Demonstrated in countries like the United Kingdom, when congestion pricing schemes were put in place as a revenue mechanism, they failed to receive public support.
“Public suspicion centres around taxes viewed as a ‘money-grab’, to alleviate concerns money collected net may be given back to the people rather than used to fund additional infrastructure,” Dr. Crampton says.
“Previously there has been strong support for congestion pricing from the Labour and National parties, the New Zealand Transport Authority (NZTA), and the Productivity Commission, which is excellent as we believe bipartisan consensus is necessary to allay public misgivings,” he adds.
While it is not considered a solution for New Zealand’s infrastructure deficits, a congestion scheme could tell us something important about new roads, Dr. Crampton says.
“Take Wellington’s Mt Victoria tunnel for instance – where expansion has been debated for years.
“Introducing a variable charge to travel through the tunnel could tell us if it makes sense to expand, this would give vital information about the real value commuters place on getting from-A-to-B at peak times.
“If people are willing to pay high rates it could be considered a credible sign they are willing to pay for expansion.”
Starting with an infrastructure bond that may be funded by road user charges, Dr. Crampton says this concept provides a market-based assessment of whether expansion is cost-effective.
If it makes sense it will get to the next stage where investors can get on board, making the process more transparent.
This he says, would be transformational for urban planning, reducing New Zealand’s serious infrastructure bottleneck.
What impact does this have on housing preferences?
For residential property, congestion pricing and the data it yields could offer a faster track for development including new roading in subdivisions and the creation of satellite cities as well as expansion away from traditional urban areas.
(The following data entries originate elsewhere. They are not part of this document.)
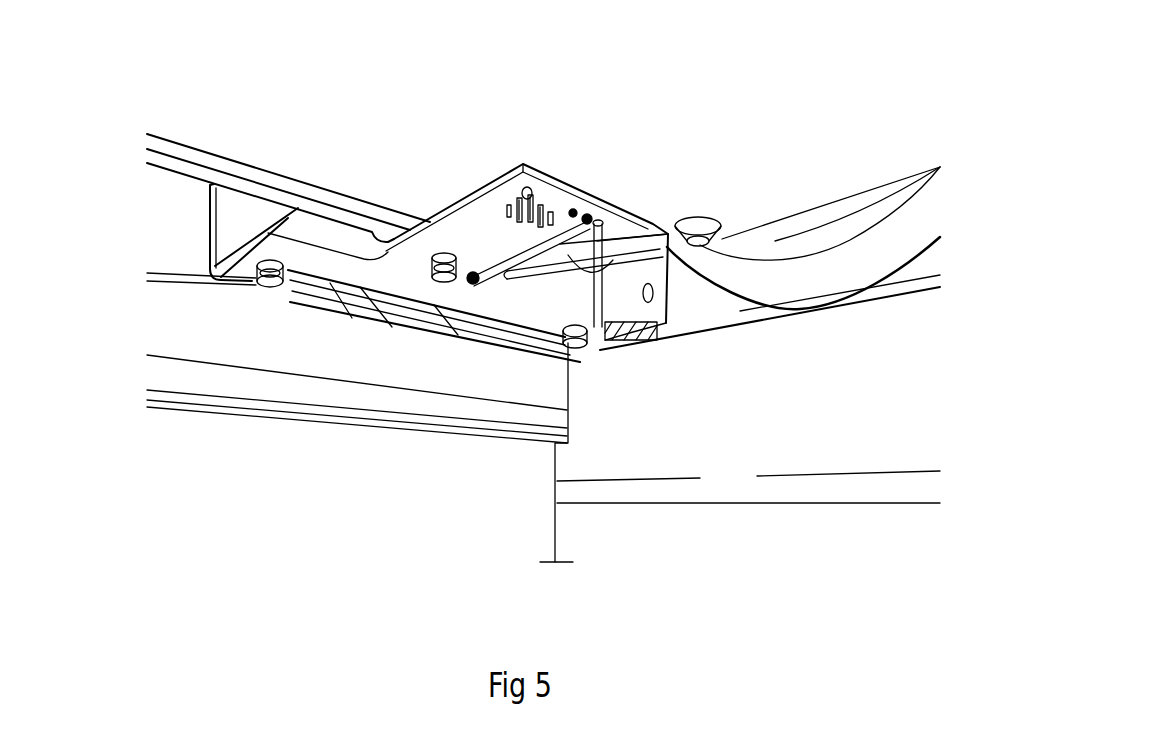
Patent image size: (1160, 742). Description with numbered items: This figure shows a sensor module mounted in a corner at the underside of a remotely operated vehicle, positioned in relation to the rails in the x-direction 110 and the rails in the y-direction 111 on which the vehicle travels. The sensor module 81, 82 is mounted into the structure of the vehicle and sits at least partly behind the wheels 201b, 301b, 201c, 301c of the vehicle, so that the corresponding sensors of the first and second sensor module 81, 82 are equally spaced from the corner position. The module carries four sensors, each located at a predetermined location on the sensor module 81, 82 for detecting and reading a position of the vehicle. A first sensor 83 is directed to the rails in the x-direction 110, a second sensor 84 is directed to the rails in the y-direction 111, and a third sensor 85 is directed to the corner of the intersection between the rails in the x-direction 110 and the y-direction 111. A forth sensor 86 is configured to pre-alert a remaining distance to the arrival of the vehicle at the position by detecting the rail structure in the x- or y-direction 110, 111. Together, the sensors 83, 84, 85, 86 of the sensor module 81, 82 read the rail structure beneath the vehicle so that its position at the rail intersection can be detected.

The first sensor module 81 is at (527, 200).
The second sensor module 82 is at (470, 228).
The first sensor 83 is at (613, 343).
The second sensor 84 is at (260, 283).
The third sensor 85 is at (563, 337).
The forth sensor 86 is at (588, 218).
The rails in the x-direction 110 is at (780, 333).
The rails in the y-direction 111 is at (340, 333).
The wheel of the vehicle 201b is at (880, 232).
The wheel of the vehicle 301b is at (770, 293).
The wheel of the vehicle 201c is at (460, 325).
The wheel of the vehicle 301c is at (556, 452).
Where planned infrastructure upgrades and amenities attract residents, new neighbourhoods will emerge, offering New Zealanders more affordable housing opportunities and greater incentive to utilise public transport networks.
Similarly, real-time data can offer more information about high-value locations where property purchasers may be willing to pay more for proximity, thus dictating a home’s specifications.
For businesses and employment, a congestion pricing scheme has the potential to encourage the movement of offices and industry away from main centres and out to less built-up areas and regional New Zealand, where rents may be more affordable – a factor becoming all the more important in the current economic climate.
While economically and personally beneficial for Kiwis, Dr. Crampton understands that New Zealand and its Government is focussed on managing the COVID-19 pandemic.
Similarly focussed on pandemic response, The New Zealand Initiative has not yet concluded its series of reports on congestion charging with policy recommendations for implementation.
However, it says New Zealand is well-placed to benefit from the introduction of a congestion pricing scheme, which would have far-reaching benefits for some of our most productive sectors, and the potential to streamline housing initiatives and infrastructure development which are key talking points as we move towards the 2020 general election.